On March 6, 2023, the University of Florida College of Medicine held its Annual Medical Student Research Program (MSRP) Symposium, where Intelligent Critical Care Center (IC3) medical student and 15-year US Navy veteran William Snead received a Finalist Award and $200 for his work.

William Snead with his research poster

Snead, a former F/A-18 and F-35C fighter pilot who retired as a lieutenant commander in 2021, is now in the UF College of Medicine’s class of 2025. His medical research project, “Phenotypes within a Vascular Surgery Cohort Identified with Consensus Clustering,” was honored as one of the top six projects out of 120 entered by medical students from his class.

As an MSRP student, Snead received mentoring from IC3 faculty including director Azra Bihorac, associate director for research Tezcan Ozrazgat-Baslanti, assistant scientist Yuanfang Ren, and postdoctoral associate Esra Adiyeke.

“Working with the IC3 team and learning about how artificial intelligence can inform and change the healthcare landscape was an amazing opportunity,” Snead said. “Engaging with Dr. Baslanti and Dr. Ren helped broaden my exposure to leveraging the power of unsupervised machine learning techniques to find meaningful clinical correlations within board patient cohorts from existing and accessible health records here at UF. With AI utilization and capability accelerating both in healthcare and society at large, it has been great to gain exposure firsthand that can be applied to future projects.”

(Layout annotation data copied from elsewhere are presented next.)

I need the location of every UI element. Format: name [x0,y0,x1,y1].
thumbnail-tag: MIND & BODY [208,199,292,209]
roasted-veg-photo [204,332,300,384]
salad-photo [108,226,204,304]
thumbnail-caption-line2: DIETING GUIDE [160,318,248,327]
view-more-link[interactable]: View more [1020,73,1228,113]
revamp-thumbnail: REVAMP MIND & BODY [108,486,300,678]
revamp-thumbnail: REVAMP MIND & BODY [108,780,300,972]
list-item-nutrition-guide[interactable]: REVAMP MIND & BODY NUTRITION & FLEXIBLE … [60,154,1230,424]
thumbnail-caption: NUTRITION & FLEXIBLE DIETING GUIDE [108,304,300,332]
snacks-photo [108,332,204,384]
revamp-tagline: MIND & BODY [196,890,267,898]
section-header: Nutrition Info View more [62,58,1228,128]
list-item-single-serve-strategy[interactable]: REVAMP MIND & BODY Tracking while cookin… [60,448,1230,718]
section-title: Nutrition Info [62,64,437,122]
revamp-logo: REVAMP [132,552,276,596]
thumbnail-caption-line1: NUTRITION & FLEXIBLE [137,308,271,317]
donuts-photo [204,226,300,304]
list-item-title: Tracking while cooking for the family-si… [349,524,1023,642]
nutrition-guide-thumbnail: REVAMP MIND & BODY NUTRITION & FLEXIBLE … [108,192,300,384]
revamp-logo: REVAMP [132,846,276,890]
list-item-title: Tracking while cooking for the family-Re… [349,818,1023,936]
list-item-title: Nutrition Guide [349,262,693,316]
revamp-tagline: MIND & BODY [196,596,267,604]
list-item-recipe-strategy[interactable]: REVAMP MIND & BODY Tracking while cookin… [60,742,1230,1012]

The project aimed to develop a phenotyping model that would categorize vascular surgery patients into subgroups based on information available in their electronic health records (EHR) and then predict which subgroups of patients were more at risk of serious health risks in the three years following surgery. After examining EHR data from 933 UF Health vascular surgery patients from 2014 to 2021, the AI model developed three different categories of patients based on their pre-surgical history, and these three categories had significantly different probabilities of in-hospital mortality, acute kidney injury, and hypertension.

The next steps in this research involve validating this AI model with larger datasets from external institutions, with the ultimate goal of being able to help medical teams to provide timely and needed care to patients who are more susceptible to particular conditions.

In total at the MSRP Symposium, six finalists and 21 semifinalists received $4,700 in awards.